The right gym culture is vital for your success. Consider whether you prefer free weights, machines, or group strength training classes. It’s essential to find a place that feels welcoming and not intimidating. For me, a group environment has been crucial for motivation. My gym offers six daily strength training classes led by qualified coaches, many of whom are also physical therapists. The small class sizes foster a sense of community, encouraging us to support each other's goals and hold each other accountable.

Consider your preferences: you may thrive in a home workout environment using apps like Peloton, prefer personalized training sessions, or even discover a passion for lifting alongside a group. Explore different formats and gyms until you find the perfect fit, as many establishments offer trial periods to help you decide.

3. Choose a Program that Promotes Progression

Initially, I struggled with finding a consistent strength training program that would facilitate progress. The benefit of coached classes was that they eliminated the guesswork for me. However, if group exercise isn’t your style, there are alternatives. When selecting an app for at-home strength training, ensure it incorporates the principle of progressive overload. This means gradually increasing weights over time to avoid plateaus and maintain motivation. Remember, increases should be gradual to prevent injury.

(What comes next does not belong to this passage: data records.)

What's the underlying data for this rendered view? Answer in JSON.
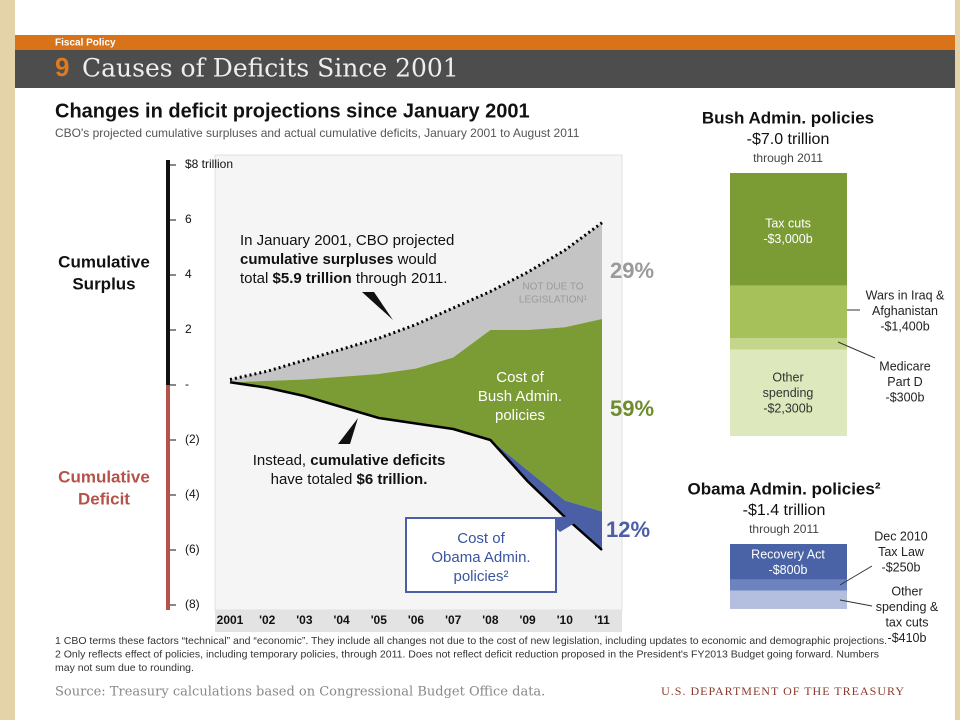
{
  "header": {
    "section": "Fiscal Policy",
    "number": "9",
    "title": "Causes of Deficits Since 2001"
  },
  "chart_data": [
    {
      "type": "area",
      "title": "Changes in deficit projections since January 2001",
      "subtitle": "CBO's projected cumulative surpluses and actual cumulative deficits, January 2001 to August 2011",
      "categories": [
        "2001",
        "'02",
        "'03",
        "'04",
        "'05",
        "'06",
        "'07",
        "'08",
        "'09",
        "'10",
        "'11"
      ],
      "ylim": [
        -8,
        8
      ],
      "yticks": [
        {
          "value": 8,
          "label": "$8 trillion"
        },
        6,
        4,
        2,
        {
          "value": 0,
          "label": "-"
        },
        {
          "value": -2,
          "label": "(2)"
        },
        {
          "value": -4,
          "label": "(4)"
        },
        {
          "value": -6,
          "label": "(6)"
        },
        {
          "value": -8,
          "label": "(8)"
        }
      ],
      "series": [
        {
          "color": "#000000",
          "line": "dotted",
          "values": [
            0.2,
            0.5,
            0.9,
            1.3,
            1.7,
            2.2,
            2.8,
            3.4,
            4.1,
            4.9,
            5.9
          ]
        },
        {
          "color": "#c4c4c4",
          "values": [
            0.1,
            0.15,
            0.2,
            0.3,
            0.4,
            0.6,
            1.0,
            2.0,
            2.0,
            2.1,
            2.4
          ]
        },
        {
          "color": "#7b9b35",
          "values": [
            0.1,
            -0.1,
            -0.4,
            -0.8,
            -1.2,
            -1.4,
            -1.6,
            -2.0,
            -3.1,
            -4.2,
            -4.6
          ]
        },
        {
          "color": "#4a5fa5",
          "line": "solid",
          "values": [
            0.1,
            -0.1,
            -0.4,
            -0.8,
            -1.2,
            -1.4,
            -1.6,
            -2.0,
            -3.5,
            -4.8,
            -6.0
          ]
        }
      ],
      "annotations": {
        "surplus_label": [
          "Cumulative",
          "Surplus"
        ],
        "deficit_label": [
          "Cumulative",
          "Deficit"
        ],
        "projection_note": [
          "In January 2001, CBO projected",
          [
            {
              "text": "cumulative surpluses",
              "bold": true
            },
            {
              "text": " would"
            }
          ],
          [
            {
              "text": "total "
            },
            {
              "text": "$5.9 trillion",
              "bold": true
            },
            {
              "text": " through 2011."
            }
          ]
        ],
        "deficit_note": [
          [
            {
              "text": "Instead, "
            },
            {
              "text": "cumulative deficits",
              "bold": true
            }
          ],
          [
            {
              "text": "have totaled "
            },
            {
              "text": "$6 trillion.",
              "bold": true
            }
          ]
        ],
        "not_legislation": [
          "NOT DUE TO",
          "LEGISLATION¹"
        ],
        "bush_cost": [
          "Cost of",
          "Bush Admin.",
          "policies"
        ],
        "obama_cost": [
          "Cost of",
          "Obama Admin.",
          "policies²"
        ],
        "share_gray": [
          "29%"
        ],
        "share_green": [
          "59%"
        ],
        "share_blue": [
          "12%"
        ]
      }
    },
    {
      "type": "stacked_bar",
      "title": "Bush Admin. policies",
      "subtitle": "-$7.0 trillion",
      "note": "through 2011",
      "categories": [
        [
          "Tax cuts"
        ],
        [
          "Wars in Iraq  &",
          "Afghanistan"
        ],
        [
          "Medicare",
          "Part D"
        ],
        [
          "Other",
          "spending"
        ]
      ],
      "values": [
        -3000,
        -1400,
        -300,
        -2300
      ],
      "value_labels": [
        "-$3,000b",
        "-$1,400b",
        "-$300b",
        "-$2,300b"
      ],
      "colors": [
        "#7b9b35",
        "#a7c15a",
        "#c3d68c",
        "#dde8bd"
      ]
    },
    {
      "type": "stacked_bar",
      "title": "Obama Admin. policies²",
      "subtitle": "-$1.4 trillion",
      "note": "through 2011",
      "categories": [
        [
          "Recovery Act"
        ],
        [
          "Dec 2010",
          "Tax Law"
        ],
        [
          "Other",
          "spending &",
          "tax cuts"
        ]
      ],
      "values": [
        -800,
        -250,
        -410
      ],
      "value_labels": [
        "-$800b",
        "-$250b",
        "-$410b"
      ],
      "colors": [
        "#4a62a6",
        "#6d83c0",
        "#b4bfe0"
      ]
    }
  ],
  "footnotes": [
    "1 CBO terms these factors “technical” and “economic”. They include all changes not due to the cost of new legislation, including updates to economic and demographic projections.",
    "2 Only reflects effect of policies, including temporary policies, through 2011. Does not reflect deficit reduction proposed in the President's FY2013 Budget going forward. Numbers",
    "may not sum due to rounding."
  ],
  "source": "Source: Treasury calculations based on Congressional Budget Office data.",
  "agency": "U.S. DEPARTMENT OF THE TREASURY"
}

Additionally, variety is key in any strength training program. Repeating the same routine week after week can hinder results, so keep your workouts fresh and challenging.

4. Utilize Coaching Expertise

After getting familiar with the weight room, maintain contact with your trainer for ongoing support. They can provide insights to help you continue making gains. One effective strategy I learned was to log my weights after every workout in my gym's app. This practice not only tracks my progress but also helps set benchmarks for future workouts. You can use various fitness apps available or opt for an old-school pen and journal to document your journey.

Reaping the Benefits of Strength Training

Since committing to a consistent weight training program seven years ago, I have witnessed significant improvements in my body’s durability. While I may not avoid every injury, the time spent in physical therapy has drastically decreased. I feel empowered knowing that I am actively preventing bone loss and decreasing my risk of serious falls. Moreover, I no longer require assistance for everyday tasks, like lifting a suitcase into the overhead bin during travel.

Running will always be my primary passion when it comes to exercise, but I have developed a newfound appreciation for strength training. Embracing this routine has enhanced my overall fitness and well-being, making me a stronger, more resilient individual.